BizJournals Portfolio
May 14 2007 12:00am EDT

Can Mortgage-Backed Bonds be Restructured?

Amidst all the noise and hype surrounding the subprime mortgage market, there's one thing which hasn't got a lot of press. (USA Today, astonishingly, seems to be ahead of the curve here.) If loans have been pooled, tranched, retranched, and sold to hundreds of investors and CDOs and the like, what happens when the loans goes bad? How much leeway do loan servicers have to modify loans which are owned by a disparate set of bondholders? And what kind of mechanism exists for bondholders or ratings agencies to approve servicers helping out homeowners in distress?

I've been looking into this a little bit, after attending a panel at the Milken Institute Conference where Lew Ranieri brought up the subject. Calculated Risk has a transcript of some of his comments:

The real dilemma for me and I think the real issue . . . will be, we've never had to do substantial restructurings in housing in mortgage securities.
They were always in portfolios, and that made it very easy or at least, we didn't have to get 409 people or we didn't have to rent the Nassau Coliseum to have a bondholders meeting; we could do it very quickly.
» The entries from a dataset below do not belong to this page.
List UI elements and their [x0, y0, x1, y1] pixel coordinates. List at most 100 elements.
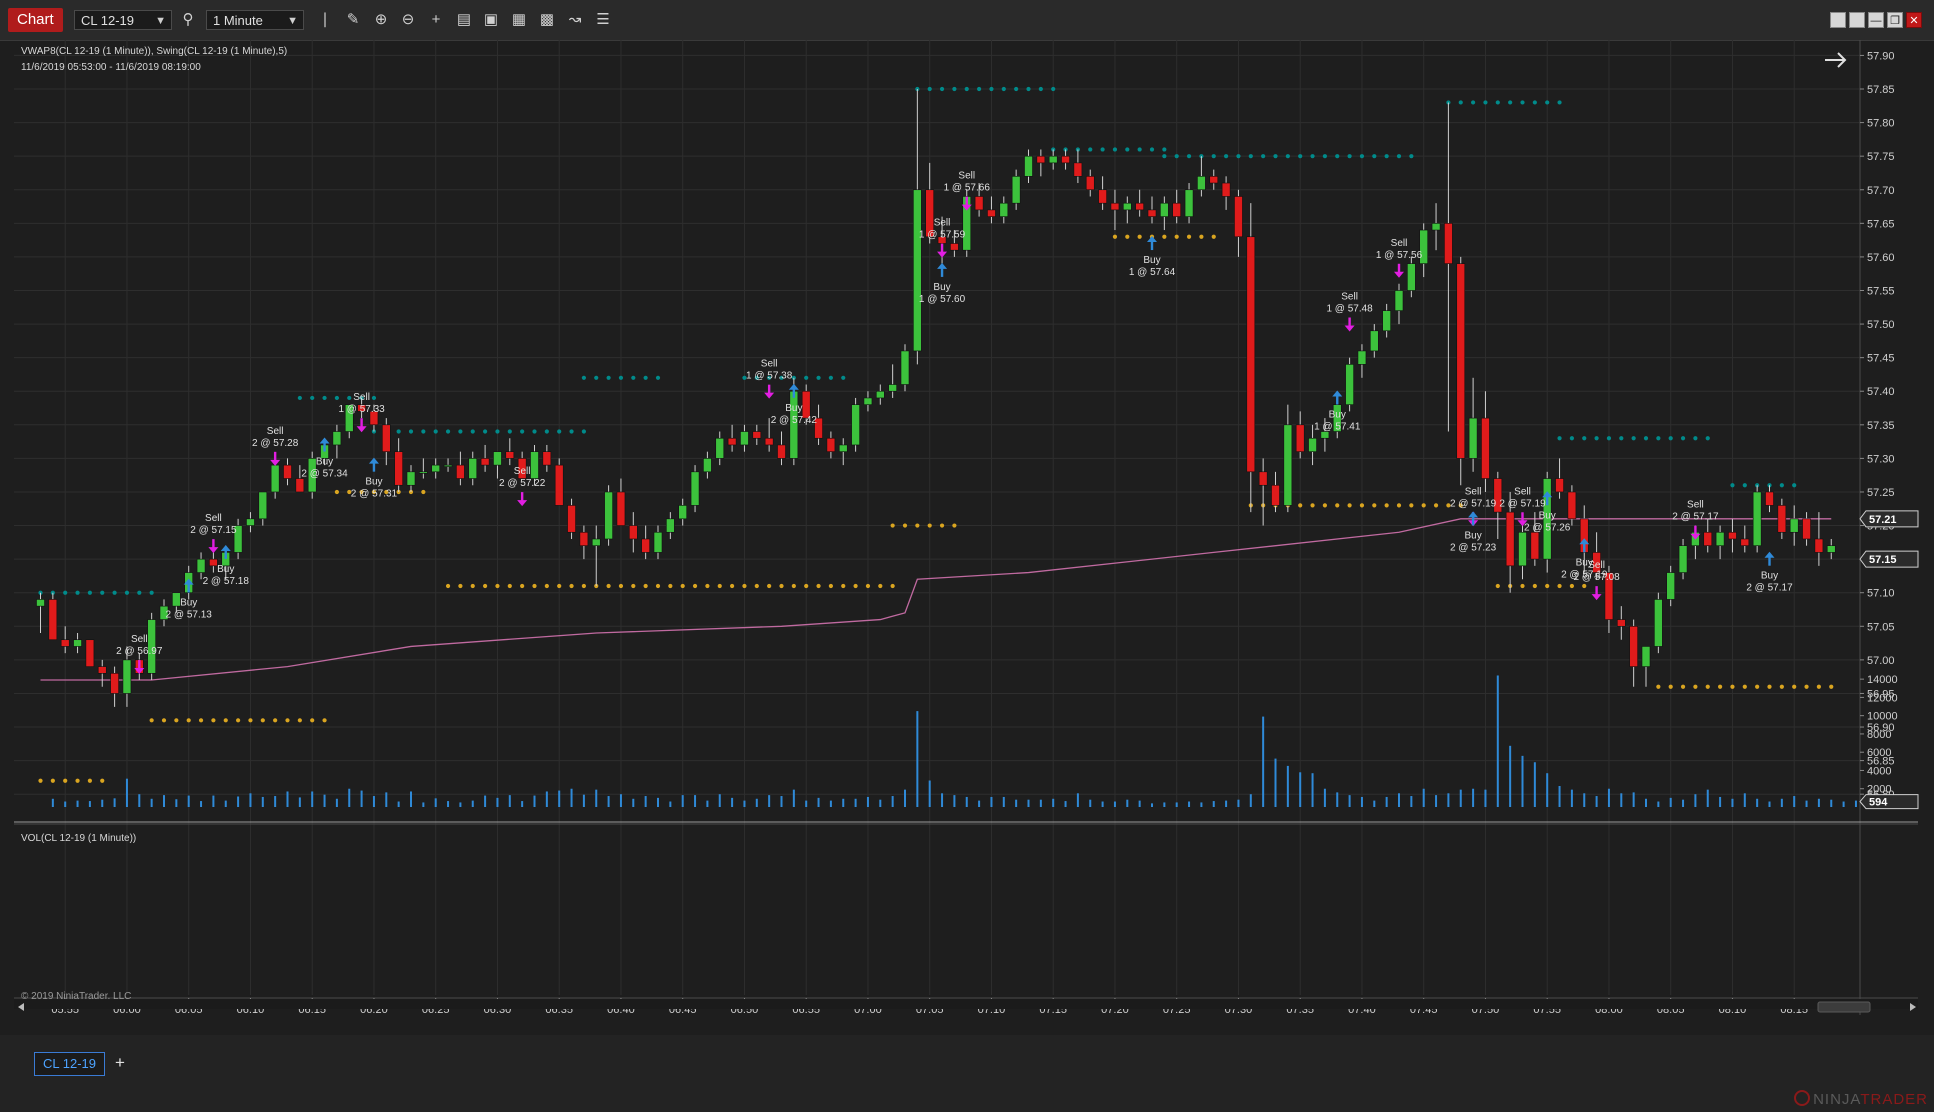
swing-high-dot: [1372, 154, 1377, 159]
volume-bar: [1015, 799, 1018, 807]
swing-low-dot: [1705, 684, 1710, 689]
swing-high-dot: [1347, 154, 1352, 159]
volume-bar: [694, 795, 697, 807]
candle: [1295, 411, 1305, 459]
candle-body: [110, 673, 119, 694]
buy-arrow-head-icon: [1468, 511, 1479, 518]
candle-body: [246, 518, 255, 526]
swing-high-dot: [433, 429, 438, 434]
candle: [1221, 176, 1231, 210]
volume-bar: [1385, 796, 1388, 807]
price-tick-label: 57.65: [1867, 218, 1895, 230]
data-box-icon[interactable]: ▤: [453, 10, 475, 30]
swing-low-dot: [1779, 684, 1784, 689]
tab-cl-12-19[interactable]: CL 12-19: [34, 1052, 105, 1076]
candle-body: [690, 471, 700, 506]
volume-bar: [582, 794, 585, 807]
candle: [1654, 592, 1663, 654]
minimize-icon[interactable]: —: [1868, 12, 1884, 28]
candle-body: [764, 437, 774, 446]
swing-low-dot: [890, 523, 895, 528]
buy-label: Buy: [1576, 557, 1593, 568]
candle-body: [1715, 531, 1725, 547]
candle-body: [1703, 531, 1713, 547]
price-axis[interactable]: 57.90 57.85 57.80 57.75 57.70 57.65 57.60 57.55…: [1859, 50, 1919, 801]
candle: [1752, 485, 1762, 553]
list-icon[interactable]: ☰: [592, 10, 614, 30]
volume-bar: [237, 796, 240, 807]
add-tab-button[interactable]: +: [110, 1052, 130, 1074]
swing-low-dot: [1125, 234, 1130, 239]
volume-bar: [1472, 788, 1475, 807]
volume-bar: [879, 799, 882, 807]
price-tick-label: 57.60: [1867, 252, 1895, 264]
candle: [1826, 538, 1836, 560]
volume-bar: [1262, 716, 1265, 807]
candle-body: [1135, 202, 1144, 211]
swing-low-dot: [544, 583, 549, 589]
instrument-select[interactable]: CL 12-19 ▼: [74, 10, 172, 30]
candle-body: [1295, 424, 1305, 452]
volume-bar: [1360, 796, 1363, 807]
volume-bar: [1805, 800, 1808, 807]
volume-bar: [817, 797, 820, 807]
candle-body: [456, 464, 465, 479]
price-tick-label: 57.10: [1867, 588, 1895, 600]
templates-icon[interactable]: ▣: [480, 10, 502, 30]
crosshair-icon[interactable]: +: [425, 10, 447, 30]
swing-high-dot: [1668, 436, 1673, 441]
buy-label: Buy: [217, 564, 234, 575]
candle-body: [1221, 182, 1231, 197]
search-icon[interactable]: ⚲: [177, 10, 199, 30]
zoom-in-icon[interactable]: ⊕: [370, 10, 392, 30]
candle-body: [505, 451, 515, 459]
chart-area[interactable]: Sell2 @ 56.97Buy2 @ 57.13Sell2 @ 57.15Bu…: [0, 40, 1934, 1035]
indicators-icon[interactable]: ▦: [508, 10, 530, 30]
candle: [97, 659, 107, 687]
volume-bar: [1052, 798, 1055, 807]
volume-bar: [965, 796, 968, 807]
volume-bar: [1348, 795, 1351, 807]
interval-select[interactable]: 1 Minute ▼: [206, 10, 304, 30]
chart-tab[interactable]: Chart: [8, 8, 63, 32]
volume-bar: [953, 795, 956, 807]
volume-bar: [805, 800, 808, 807]
window-tile-icon[interactable]: [1830, 12, 1846, 28]
buy-label: 1 @ 57.64: [1129, 267, 1176, 278]
swing-low-dot: [655, 583, 661, 589]
restore-icon[interactable]: ❐: [1887, 12, 1903, 28]
close-icon[interactable]: ✕: [1906, 12, 1922, 28]
volume-bar: [88, 801, 91, 807]
volume-bar: [434, 798, 437, 807]
swing-high-dot: [1174, 154, 1179, 159]
candle-body: [1197, 176, 1206, 191]
candle: [1740, 525, 1750, 553]
zoom-out-icon[interactable]: ⊖: [397, 10, 419, 30]
candle: [678, 498, 688, 526]
swing-high-dot: [544, 429, 549, 434]
candle-body: [1110, 202, 1120, 211]
swing-low-dot: [1569, 583, 1574, 589]
swing-low-dot: [1804, 684, 1809, 689]
window-tile-alt-icon[interactable]: [1849, 12, 1865, 28]
strategies-icon[interactable]: ↝: [564, 10, 586, 30]
candle-body: [381, 424, 391, 452]
candle: [579, 525, 589, 560]
volume-bar: [1422, 788, 1425, 807]
swing-low-dot: [557, 583, 562, 589]
buy-label: Buy: [933, 282, 950, 293]
properties-icon[interactable]: ▩: [536, 10, 558, 30]
buy-label: Buy: [365, 477, 382, 488]
volume-tick-label: 2000: [1867, 784, 1891, 796]
draw-tool-icon[interactable]: ✎: [342, 10, 364, 30]
sell-label: 1 @ 57.56: [1376, 250, 1423, 261]
swing-high-dot: [507, 429, 512, 434]
swing-low-dot: [1409, 503, 1414, 508]
bar-style-icon[interactable]: ∣: [314, 10, 336, 30]
swing-high-dot: [1582, 436, 1587, 441]
sell-arrow-head-icon: [356, 426, 367, 433]
swing-high-dot: [841, 375, 846, 380]
candle-body: [1505, 511, 1515, 567]
swing-high-dot: [1594, 436, 1599, 441]
volume-axis[interactable]: 14000 12000 10000 8000 6000 4000 2000594: [1859, 674, 1919, 810]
In a very long meeting, last Monday, where we tried to collect virtually everybody in a room, it became evident that there are a whole host of unforeseen technical problems if you try to restructure or do large amounts of restructuring within the security, some of which, we had never even heard of or thought about.
One of the accountants raised his hand and said if you restructure that many loans, you're going to taint the Q election and FAS 140 and what he was basically saying in English for the rest of [us] poor fools, was that there is a presumption when you - when a bank sells loans, into a securitization that it sold the loans . . . And what he was saying is wait a minute, if you guys can restructure all these loans without going back to bondholder, you obviously have control and you've just tainted 140 and Q election.

I'm no expert on FAS 140, and I don't even know what a "Q election" is, but it does seem to be the case that when more than 5% of the loans in a pool need to be restructured, the servicer often needs to get permission, which isn't something a lot of servicers have had to do in the past. And when 30% of the loans in a pool need to be restructured, there's a good chance you need unanimous bondholder consent for that, which is something all but impossible to get.

So, if anybody could point me to places or people where I could learn about whether and how mortgage-backed securities might be able to be restructured, I'll be most obliged – and I'll report back here as and when I learn anything.